Recipes
Quebec Milk-Fed Veal Cutlets with Honey-Maple Sauce
This recipe was prepared by Jean-Louis Thémis, chef
at the Institut de tourisme et d’hôtellerie du Quebec,
for the 2004 Salon vacances et loisirs d’été.
Yield: 4 servings

  • 500 g (1 lb) Quebec Milk-Fed Veal cutlets
  • Salt and pepper (to taste)
  • 15 ml (1 tbsp) oil or butter
  • 1 green onion, chopped
  • 30 ml (2 tbsp) honey-maple drink (Miel Nature)
  • 10 ml (2 tsp) cider vinegar
  • 125 ml (1/2 cup) demi-glace sauce

Preparation
  • Season the veal cutlets.
  • Heat the oil in a skillet and sauté the veal cutlets for 1 minute on each side.
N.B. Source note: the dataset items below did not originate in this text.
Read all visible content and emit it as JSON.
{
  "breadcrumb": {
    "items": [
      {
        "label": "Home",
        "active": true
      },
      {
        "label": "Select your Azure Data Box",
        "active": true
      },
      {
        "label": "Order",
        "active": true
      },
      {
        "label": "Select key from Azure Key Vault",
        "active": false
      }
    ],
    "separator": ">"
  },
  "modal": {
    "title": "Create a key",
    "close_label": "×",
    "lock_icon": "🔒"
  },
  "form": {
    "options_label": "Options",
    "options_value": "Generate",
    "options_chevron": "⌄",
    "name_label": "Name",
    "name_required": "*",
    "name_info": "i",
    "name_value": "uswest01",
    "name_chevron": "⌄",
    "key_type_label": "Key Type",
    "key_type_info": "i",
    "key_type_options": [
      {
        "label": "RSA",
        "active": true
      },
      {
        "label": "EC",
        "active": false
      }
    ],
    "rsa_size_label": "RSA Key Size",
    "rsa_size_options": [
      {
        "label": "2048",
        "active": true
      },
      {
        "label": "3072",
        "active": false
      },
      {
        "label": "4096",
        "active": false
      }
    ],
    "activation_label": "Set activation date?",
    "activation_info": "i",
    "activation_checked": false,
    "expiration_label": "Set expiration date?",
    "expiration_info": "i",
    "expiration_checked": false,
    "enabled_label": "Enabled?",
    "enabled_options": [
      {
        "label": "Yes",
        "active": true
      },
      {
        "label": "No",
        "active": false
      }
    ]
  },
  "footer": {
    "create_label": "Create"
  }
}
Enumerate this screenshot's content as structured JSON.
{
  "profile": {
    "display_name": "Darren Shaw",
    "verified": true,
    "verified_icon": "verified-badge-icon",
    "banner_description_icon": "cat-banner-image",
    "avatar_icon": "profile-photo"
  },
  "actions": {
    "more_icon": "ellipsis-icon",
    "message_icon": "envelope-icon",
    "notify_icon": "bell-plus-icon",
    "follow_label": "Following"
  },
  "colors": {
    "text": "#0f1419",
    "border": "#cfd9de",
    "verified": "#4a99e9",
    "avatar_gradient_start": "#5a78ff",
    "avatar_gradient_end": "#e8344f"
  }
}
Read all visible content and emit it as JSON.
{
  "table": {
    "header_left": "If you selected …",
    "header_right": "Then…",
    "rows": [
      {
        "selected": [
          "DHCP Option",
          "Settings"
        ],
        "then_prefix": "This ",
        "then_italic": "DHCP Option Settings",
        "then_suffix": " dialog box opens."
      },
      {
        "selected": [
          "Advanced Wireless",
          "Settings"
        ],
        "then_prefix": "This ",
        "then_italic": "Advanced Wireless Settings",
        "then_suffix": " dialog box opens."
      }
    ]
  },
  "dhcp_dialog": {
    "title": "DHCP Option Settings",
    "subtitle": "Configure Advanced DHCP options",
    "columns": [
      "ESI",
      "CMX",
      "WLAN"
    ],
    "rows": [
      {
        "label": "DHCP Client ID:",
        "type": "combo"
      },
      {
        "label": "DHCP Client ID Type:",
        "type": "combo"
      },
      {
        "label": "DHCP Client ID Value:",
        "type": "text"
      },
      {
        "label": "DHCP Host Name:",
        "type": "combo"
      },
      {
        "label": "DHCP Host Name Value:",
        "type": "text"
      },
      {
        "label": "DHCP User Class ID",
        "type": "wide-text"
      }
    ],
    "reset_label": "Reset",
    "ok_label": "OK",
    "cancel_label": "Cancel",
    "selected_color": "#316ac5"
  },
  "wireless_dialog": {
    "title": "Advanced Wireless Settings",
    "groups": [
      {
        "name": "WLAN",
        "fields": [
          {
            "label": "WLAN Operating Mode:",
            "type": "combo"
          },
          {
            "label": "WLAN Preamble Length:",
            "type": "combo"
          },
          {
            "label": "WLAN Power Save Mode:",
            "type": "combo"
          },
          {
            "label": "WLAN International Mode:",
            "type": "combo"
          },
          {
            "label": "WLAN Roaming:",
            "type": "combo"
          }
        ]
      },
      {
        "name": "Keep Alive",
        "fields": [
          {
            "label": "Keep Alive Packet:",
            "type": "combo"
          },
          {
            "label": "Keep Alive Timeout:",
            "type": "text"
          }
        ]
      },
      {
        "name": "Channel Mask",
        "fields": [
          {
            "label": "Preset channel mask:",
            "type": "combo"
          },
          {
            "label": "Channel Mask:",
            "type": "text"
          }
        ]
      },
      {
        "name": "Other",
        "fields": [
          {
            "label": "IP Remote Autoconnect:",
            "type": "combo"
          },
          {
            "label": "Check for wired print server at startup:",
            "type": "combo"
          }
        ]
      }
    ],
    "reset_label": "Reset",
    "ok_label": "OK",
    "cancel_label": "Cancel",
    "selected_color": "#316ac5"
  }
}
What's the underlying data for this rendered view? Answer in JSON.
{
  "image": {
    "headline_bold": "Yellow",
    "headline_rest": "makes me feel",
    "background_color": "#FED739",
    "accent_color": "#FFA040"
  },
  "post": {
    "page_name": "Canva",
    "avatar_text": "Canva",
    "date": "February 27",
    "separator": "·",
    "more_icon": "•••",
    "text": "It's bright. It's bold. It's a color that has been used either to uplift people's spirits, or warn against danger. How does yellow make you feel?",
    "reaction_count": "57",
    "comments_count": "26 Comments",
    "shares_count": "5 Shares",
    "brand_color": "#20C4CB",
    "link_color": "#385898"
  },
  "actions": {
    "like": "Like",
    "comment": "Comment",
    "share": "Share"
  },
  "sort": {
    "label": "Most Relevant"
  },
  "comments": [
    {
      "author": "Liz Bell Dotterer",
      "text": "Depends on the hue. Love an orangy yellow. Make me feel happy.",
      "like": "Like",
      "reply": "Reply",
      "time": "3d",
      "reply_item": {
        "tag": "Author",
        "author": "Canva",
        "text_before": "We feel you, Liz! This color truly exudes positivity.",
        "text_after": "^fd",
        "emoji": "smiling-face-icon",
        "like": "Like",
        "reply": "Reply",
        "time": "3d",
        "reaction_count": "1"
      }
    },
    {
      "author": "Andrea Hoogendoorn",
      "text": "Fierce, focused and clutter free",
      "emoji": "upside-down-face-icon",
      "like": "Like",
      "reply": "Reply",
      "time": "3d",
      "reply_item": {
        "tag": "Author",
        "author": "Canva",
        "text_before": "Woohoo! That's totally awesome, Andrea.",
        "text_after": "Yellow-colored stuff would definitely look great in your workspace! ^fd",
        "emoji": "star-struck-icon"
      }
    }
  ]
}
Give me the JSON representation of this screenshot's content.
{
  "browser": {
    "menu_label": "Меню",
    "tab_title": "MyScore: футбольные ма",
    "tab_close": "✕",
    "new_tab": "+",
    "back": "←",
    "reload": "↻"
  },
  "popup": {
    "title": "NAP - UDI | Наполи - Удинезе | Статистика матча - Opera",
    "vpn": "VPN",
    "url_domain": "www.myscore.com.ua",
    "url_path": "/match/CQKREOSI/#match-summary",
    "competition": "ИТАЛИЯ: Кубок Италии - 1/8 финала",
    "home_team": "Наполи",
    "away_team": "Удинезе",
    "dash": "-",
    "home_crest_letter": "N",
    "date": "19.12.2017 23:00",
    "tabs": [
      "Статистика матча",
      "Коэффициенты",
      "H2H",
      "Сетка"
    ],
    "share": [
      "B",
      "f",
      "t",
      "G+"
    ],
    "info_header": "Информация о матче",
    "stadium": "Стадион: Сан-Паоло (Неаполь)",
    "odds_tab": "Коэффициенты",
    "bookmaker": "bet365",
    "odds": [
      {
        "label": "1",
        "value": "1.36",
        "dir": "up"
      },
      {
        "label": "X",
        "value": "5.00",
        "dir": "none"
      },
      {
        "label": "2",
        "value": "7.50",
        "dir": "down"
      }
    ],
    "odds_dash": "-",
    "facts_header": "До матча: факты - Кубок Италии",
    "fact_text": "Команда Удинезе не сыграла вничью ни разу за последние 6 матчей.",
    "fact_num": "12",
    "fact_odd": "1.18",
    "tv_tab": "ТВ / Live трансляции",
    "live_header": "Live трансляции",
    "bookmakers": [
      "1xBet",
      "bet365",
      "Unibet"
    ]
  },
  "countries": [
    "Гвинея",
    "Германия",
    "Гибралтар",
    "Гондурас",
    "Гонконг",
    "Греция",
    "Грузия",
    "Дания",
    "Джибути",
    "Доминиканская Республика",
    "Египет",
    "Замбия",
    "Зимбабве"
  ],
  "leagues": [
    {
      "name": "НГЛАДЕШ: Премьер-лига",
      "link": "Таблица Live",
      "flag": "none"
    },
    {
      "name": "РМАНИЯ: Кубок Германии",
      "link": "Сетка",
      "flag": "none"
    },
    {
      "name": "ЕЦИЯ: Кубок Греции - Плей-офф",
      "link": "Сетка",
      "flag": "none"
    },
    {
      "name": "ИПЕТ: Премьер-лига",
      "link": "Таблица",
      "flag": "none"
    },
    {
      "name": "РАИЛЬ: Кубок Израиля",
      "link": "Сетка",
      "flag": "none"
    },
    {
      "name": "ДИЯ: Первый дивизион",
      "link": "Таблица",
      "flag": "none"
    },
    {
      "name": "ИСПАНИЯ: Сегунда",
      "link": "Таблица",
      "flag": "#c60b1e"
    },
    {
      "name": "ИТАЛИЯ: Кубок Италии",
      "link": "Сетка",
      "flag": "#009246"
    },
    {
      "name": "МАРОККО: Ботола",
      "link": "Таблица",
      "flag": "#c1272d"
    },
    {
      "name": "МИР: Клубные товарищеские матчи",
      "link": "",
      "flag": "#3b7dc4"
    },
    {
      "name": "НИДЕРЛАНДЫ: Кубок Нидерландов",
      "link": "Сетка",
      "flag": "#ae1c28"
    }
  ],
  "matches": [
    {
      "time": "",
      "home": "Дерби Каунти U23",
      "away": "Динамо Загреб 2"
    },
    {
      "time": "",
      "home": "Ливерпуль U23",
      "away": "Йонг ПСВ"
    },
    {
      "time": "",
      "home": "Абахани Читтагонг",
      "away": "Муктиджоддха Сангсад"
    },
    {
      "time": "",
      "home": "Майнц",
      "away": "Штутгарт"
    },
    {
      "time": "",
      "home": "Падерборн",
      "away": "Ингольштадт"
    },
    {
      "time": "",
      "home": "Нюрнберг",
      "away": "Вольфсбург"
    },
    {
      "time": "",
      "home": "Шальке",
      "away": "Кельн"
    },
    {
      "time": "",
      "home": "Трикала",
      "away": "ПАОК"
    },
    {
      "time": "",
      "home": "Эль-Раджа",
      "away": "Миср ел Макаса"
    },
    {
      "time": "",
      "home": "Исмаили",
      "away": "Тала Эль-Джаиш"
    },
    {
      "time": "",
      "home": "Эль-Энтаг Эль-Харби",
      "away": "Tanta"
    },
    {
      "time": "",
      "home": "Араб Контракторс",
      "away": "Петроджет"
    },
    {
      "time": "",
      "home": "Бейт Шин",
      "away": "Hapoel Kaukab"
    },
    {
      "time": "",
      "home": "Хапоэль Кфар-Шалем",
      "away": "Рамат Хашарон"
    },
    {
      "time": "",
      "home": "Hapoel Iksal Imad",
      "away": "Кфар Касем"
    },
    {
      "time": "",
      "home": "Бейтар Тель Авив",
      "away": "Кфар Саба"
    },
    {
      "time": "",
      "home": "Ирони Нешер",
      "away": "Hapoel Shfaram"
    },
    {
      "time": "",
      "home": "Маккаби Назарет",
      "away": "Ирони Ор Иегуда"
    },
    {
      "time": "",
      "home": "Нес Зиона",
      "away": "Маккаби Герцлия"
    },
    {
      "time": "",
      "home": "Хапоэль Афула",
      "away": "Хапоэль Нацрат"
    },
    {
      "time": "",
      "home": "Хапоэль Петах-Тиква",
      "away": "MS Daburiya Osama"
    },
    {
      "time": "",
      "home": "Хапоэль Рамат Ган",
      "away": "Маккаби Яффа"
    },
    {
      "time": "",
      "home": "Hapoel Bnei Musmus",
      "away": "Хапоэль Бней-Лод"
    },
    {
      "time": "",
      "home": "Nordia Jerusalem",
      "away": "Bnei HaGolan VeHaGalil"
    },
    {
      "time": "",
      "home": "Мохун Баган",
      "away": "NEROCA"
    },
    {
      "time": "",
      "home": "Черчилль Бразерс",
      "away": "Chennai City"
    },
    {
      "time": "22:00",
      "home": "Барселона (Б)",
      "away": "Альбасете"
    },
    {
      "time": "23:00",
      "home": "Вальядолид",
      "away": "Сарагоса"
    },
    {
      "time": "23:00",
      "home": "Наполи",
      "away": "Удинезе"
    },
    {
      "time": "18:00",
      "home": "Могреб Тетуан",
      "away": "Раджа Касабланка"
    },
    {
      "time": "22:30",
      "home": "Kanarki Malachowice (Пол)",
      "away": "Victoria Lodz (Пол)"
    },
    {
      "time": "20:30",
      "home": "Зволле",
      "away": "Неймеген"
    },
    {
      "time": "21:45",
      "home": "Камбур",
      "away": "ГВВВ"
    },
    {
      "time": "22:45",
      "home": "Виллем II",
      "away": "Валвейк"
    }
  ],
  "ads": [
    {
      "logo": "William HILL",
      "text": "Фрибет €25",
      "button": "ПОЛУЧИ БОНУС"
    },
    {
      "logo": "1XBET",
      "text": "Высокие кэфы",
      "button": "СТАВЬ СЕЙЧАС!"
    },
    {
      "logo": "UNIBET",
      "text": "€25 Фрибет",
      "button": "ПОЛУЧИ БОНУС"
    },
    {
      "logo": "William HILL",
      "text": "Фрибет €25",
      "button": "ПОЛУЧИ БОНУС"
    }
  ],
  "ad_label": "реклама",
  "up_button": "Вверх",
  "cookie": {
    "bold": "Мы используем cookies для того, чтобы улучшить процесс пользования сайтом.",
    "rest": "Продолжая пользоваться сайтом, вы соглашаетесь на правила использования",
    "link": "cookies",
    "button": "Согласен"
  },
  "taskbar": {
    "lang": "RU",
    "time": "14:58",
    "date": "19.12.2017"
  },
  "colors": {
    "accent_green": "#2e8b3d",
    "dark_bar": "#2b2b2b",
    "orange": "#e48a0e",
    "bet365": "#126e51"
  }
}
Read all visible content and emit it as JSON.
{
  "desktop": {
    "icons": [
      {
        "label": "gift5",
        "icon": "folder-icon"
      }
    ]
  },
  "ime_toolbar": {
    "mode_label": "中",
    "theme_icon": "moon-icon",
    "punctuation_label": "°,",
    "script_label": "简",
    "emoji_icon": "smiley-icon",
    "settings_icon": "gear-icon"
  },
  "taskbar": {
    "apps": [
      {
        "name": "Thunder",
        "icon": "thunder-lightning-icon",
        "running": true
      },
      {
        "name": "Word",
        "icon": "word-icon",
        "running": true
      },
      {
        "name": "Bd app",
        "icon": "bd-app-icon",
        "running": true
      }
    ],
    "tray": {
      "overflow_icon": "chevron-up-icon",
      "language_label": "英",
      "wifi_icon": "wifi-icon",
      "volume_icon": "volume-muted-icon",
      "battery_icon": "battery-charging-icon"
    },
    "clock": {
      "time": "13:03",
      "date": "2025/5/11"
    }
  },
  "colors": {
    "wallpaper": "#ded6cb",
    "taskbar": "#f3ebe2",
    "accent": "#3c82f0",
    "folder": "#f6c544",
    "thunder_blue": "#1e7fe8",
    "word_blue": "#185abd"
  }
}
Remove them from the skillet and keep warm.
  • Sweat the shallot in the same skillet, then deglaze the pan with the honey-maple drink.
  • Add the cider vinegar and the demi-glace sauce and reduce the sauce for a few minutes.
  • Cover the veal cutlets with the sauce and serve accompanied by your choice of vegetables.